Officer Steven Pohorence was placed on administrative leave for pushing a woman at a recent protest.

On Tuesday, Fort Lauderdale Police released multiple videos of previous uses of force involving Pohorence, including an encounter with Gerald Rice Jr. in September.

Police had been called after Rice went onto his mother's property without her permission, and Pohorence was one of the officers who responded.

A police report said Pohorence took Rice to the ground when he was making threats and wouldn’t comply with the officer’s commands to put his hand behind his back.

"Cops are supposed to protect and serve and he was doing the opposite of that," Rice told NBC 6.

Rice was arrested for resisting arrest but said that none of it had to happen. He said Pohorence was overly aggressive.

"He beat me. He put his knee in my neck. He loved to put his knee in your neck like right here," Rice said. "He constantly — I had long hair at the time — I had to cut my hair because he pulled some of it out by him yanking. So, he’s bashing my head against the ground repeatedly with his knee in my neck."

Pohorence was placed on administrative leave several weeks ago when video showed him shoving a woman who was on her knees at a protest.
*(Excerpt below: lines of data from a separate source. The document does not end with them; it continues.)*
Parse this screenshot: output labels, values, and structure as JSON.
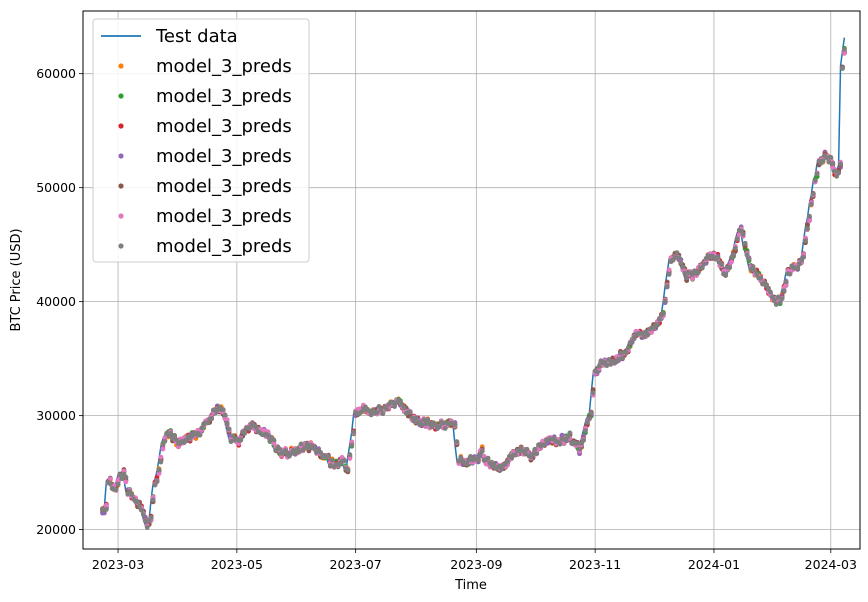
{
  "chart_data": {
    "type": "line",
    "xlabel": "Time",
    "ylabel": "BTC Price (USD)",
    "xlim": [
      "2023-02-11",
      "2024-03-16"
    ],
    "ylim": [
      18300,
      65500
    ],
    "grid": true,
    "legend_position": "top-left",
    "x_ticks": [
      {
        "date": "2023-03-01",
        "label": "2023-03"
      },
      {
        "date": "2023-05-01",
        "label": "2023-05"
      },
      {
        "date": "2023-07-01",
        "label": "2023-07"
      },
      {
        "date": "2023-09-01",
        "label": "2023-09"
      },
      {
        "date": "2023-11-01",
        "label": "2023-11"
      },
      {
        "date": "2024-01-01",
        "label": "2024-01"
      },
      {
        "date": "2024-03-01",
        "label": "2024-03"
      }
    ],
    "y_ticks": [
      {
        "value": 20000,
        "label": "20000"
      },
      {
        "value": 30000,
        "label": "30000"
      },
      {
        "value": 40000,
        "label": "40000"
      },
      {
        "value": 50000,
        "label": "50000"
      },
      {
        "value": 60000,
        "label": "60000"
      }
    ],
    "series": [
      {
        "name": "Test data",
        "style": "line",
        "color": "#1f77b4"
      },
      {
        "name": "model_3_preds",
        "style": "markers",
        "color": "#ff7f0e"
      },
      {
        "name": "model_3_preds",
        "style": "markers",
        "color": "#2ca02c"
      },
      {
        "name": "model_3_preds",
        "style": "markers",
        "color": "#d62728"
      },
      {
        "name": "model_3_preds",
        "style": "markers",
        "color": "#9467bd"
      },
      {
        "name": "model_3_preds",
        "style": "markers",
        "color": "#8c564b"
      },
      {
        "name": "model_3_preds",
        "style": "markers",
        "color": "#e377c2"
      },
      {
        "name": "model_3_preds",
        "style": "markers",
        "color": "#7f7f7f"
      }
    ],
    "test_data": [
      [
        "2023-02-20",
        21800
      ],
      [
        "2023-02-22",
        22000
      ],
      [
        "2023-02-23",
        24200
      ],
      [
        "2023-02-25",
        24000
      ],
      [
        "2023-02-27",
        23500
      ],
      [
        "2023-03-01",
        24700
      ],
      [
        "2023-03-03",
        25000
      ],
      [
        "2023-03-05",
        23500
      ],
      [
        "2023-03-07",
        23000
      ],
      [
        "2023-03-09",
        22500
      ],
      [
        "2023-03-11",
        22000
      ],
      [
        "2023-03-13",
        21500
      ],
      [
        "2023-03-15",
        20400
      ],
      [
        "2023-03-17",
        21000
      ],
      [
        "2023-03-19",
        24200
      ],
      [
        "2023-03-21",
        25000
      ],
      [
        "2023-03-23",
        27500
      ],
      [
        "2023-03-25",
        28400
      ],
      [
        "2023-03-28",
        28200
      ],
      [
        "2023-03-31",
        27500
      ],
      [
        "2023-04-03",
        27800
      ],
      [
        "2023-04-06",
        28100
      ],
      [
        "2023-04-09",
        28200
      ],
      [
        "2023-04-12",
        28800
      ],
      [
        "2023-04-15",
        29500
      ],
      [
        "2023-04-18",
        30200
      ],
      [
        "2023-04-21",
        30600
      ],
      [
        "2023-04-24",
        30000
      ],
      [
        "2023-04-27",
        28000
      ],
      [
        "2023-05-01",
        27800
      ],
      [
        "2023-05-04",
        28500
      ],
      [
        "2023-05-07",
        29200
      ],
      [
        "2023-05-10",
        28800
      ],
      [
        "2023-05-13",
        28500
      ],
      [
        "2023-05-16",
        28200
      ],
      [
        "2023-05-19",
        27500
      ],
      [
        "2023-05-22",
        26800
      ],
      [
        "2023-05-26",
        26700
      ],
      [
        "2023-05-30",
        26900
      ],
      [
        "2023-06-03",
        27200
      ],
      [
        "2023-06-07",
        27300
      ],
      [
        "2023-06-11",
        26800
      ],
      [
        "2023-06-15",
        26200
      ],
      [
        "2023-06-19",
        25800
      ],
      [
        "2023-06-23",
        26000
      ],
      [
        "2023-06-26",
        25200
      ],
      [
        "2023-06-28",
        27300
      ],
      [
        "2023-06-30",
        30100
      ],
      [
        "2023-07-03",
        30600
      ],
      [
        "2023-07-07",
        30300
      ],
      [
        "2023-07-11",
        30400
      ],
      [
        "2023-07-15",
        30600
      ],
      [
        "2023-07-19",
        31100
      ],
      [
        "2023-07-22",
        31300
      ],
      [
        "2023-07-26",
        30400
      ],
      [
        "2023-07-30",
        29800
      ],
      [
        "2023-08-03",
        29400
      ],
      [
        "2023-08-07",
        29300
      ],
      [
        "2023-08-11",
        29200
      ],
      [
        "2023-08-15",
        29300
      ],
      [
        "2023-08-18",
        29400
      ],
      [
        "2023-08-20",
        29100
      ],
      [
        "2023-08-22",
        26200
      ],
      [
        "2023-08-25",
        26000
      ],
      [
        "2023-08-28",
        26100
      ],
      [
        "2023-09-01",
        26200
      ],
      [
        "2023-09-03",
        27000
      ],
      [
        "2023-09-05",
        25900
      ],
      [
        "2023-09-08",
        25800
      ],
      [
        "2023-09-11",
        25300
      ],
      [
        "2023-09-14",
        25600
      ],
      [
        "2023-09-17",
        26200
      ],
      [
        "2023-09-20",
        26800
      ],
      [
        "2023-09-24",
        27000
      ],
      [
        "2023-09-28",
        26400
      ],
      [
        "2023-10-02",
        27100
      ],
      [
        "2023-10-06",
        27700
      ],
      [
        "2023-10-10",
        27800
      ],
      [
        "2023-10-14",
        27900
      ],
      [
        "2023-10-18",
        28100
      ],
      [
        "2023-10-21",
        27500
      ],
      [
        "2023-10-23",
        27000
      ],
      [
        "2023-10-25",
        28000
      ],
      [
        "2023-10-27",
        29500
      ],
      [
        "2023-10-29",
        30200
      ],
      [
        "2023-10-31",
        33700
      ],
      [
        "2023-11-03",
        34500
      ],
      [
        "2023-11-07",
        34700
      ],
      [
        "2023-11-10",
        35000
      ],
      [
        "2023-11-14",
        35300
      ],
      [
        "2023-11-17",
        35700
      ],
      [
        "2023-11-20",
        37000
      ],
      [
        "2023-11-24",
        37200
      ],
      [
        "2023-11-28",
        37400
      ],
      [
        "2023-12-02",
        38000
      ],
      [
        "2023-12-05",
        39000
      ],
      [
        "2023-12-07",
        41500
      ],
      [
        "2023-12-09",
        43800
      ],
      [
        "2023-12-13",
        44000
      ],
      [
        "2023-12-17",
        42200
      ],
      [
        "2023-12-21",
        42400
      ],
      [
        "2023-12-25",
        43200
      ],
      [
        "2023-12-29",
        44000
      ],
      [
        "2024-01-02",
        43800
      ],
      [
        "2024-01-06",
        42500
      ],
      [
        "2024-01-09",
        43500
      ],
      [
        "2024-01-12",
        45500
      ],
      [
        "2024-01-14",
        46500
      ],
      [
        "2024-01-16",
        45000
      ],
      [
        "2024-01-19",
        42800
      ],
      [
        "2024-01-23",
        42300
      ],
      [
        "2024-01-26",
        41500
      ],
      [
        "2024-01-29",
        40600
      ],
      [
        "2024-02-01",
        39900
      ],
      [
        "2024-02-04",
        40400
      ],
      [
        "2024-02-07",
        42500
      ],
      [
        "2024-02-10",
        43100
      ],
      [
        "2024-02-13",
        43300
      ],
      [
        "2024-02-15",
        44000
      ],
      [
        "2024-02-17",
        46500
      ],
      [
        "2024-02-19",
        48500
      ],
      [
        "2024-02-21",
        50500
      ],
      [
        "2024-02-23",
        52000
      ],
      [
        "2024-02-26",
        52800
      ],
      [
        "2024-02-29",
        52500
      ],
      [
        "2024-03-02",
        51500
      ],
      [
        "2024-03-04",
        51200
      ],
      [
        "2024-03-05",
        52200
      ],
      [
        "2024-03-06",
        60500
      ],
      [
        "2024-03-07",
        62000
      ],
      [
        "2024-03-08",
        63000
      ]
    ]
  }
}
The video where Pohorence was seen with Rice was shown to the Fort Lauderdale Police Chief, along with one showing how he took another person into custody in April. Both videos were brought to light a few days ago by Broward attorney Christina Currie when she made a public records request.

“I would like body cam and if he have body cam for his colleagues,” Currie said.

Currie chairs the citizen panel that reviews police complaints in Fort Lauderdale but was not acting in that capacity when she made the request for the body cameras involving Pohorence.

"I end up getting notified that there were some things in there that the person who was compiling my request found concerning. She reported that to the Chief and that led us to where we are today,” Currie said.

The Florida Department of Law Enforcement is now investigating Pohorence's actions and he is being paid while this goes on.

"Officer Pohorence is entitled to his due process. Which every civilian is entitled to also. We are asking that people refrain from a rush to judgement based on a small piece of video or political views or biases," the Fort Lauderdale Fraternal Order of Police said in a statement.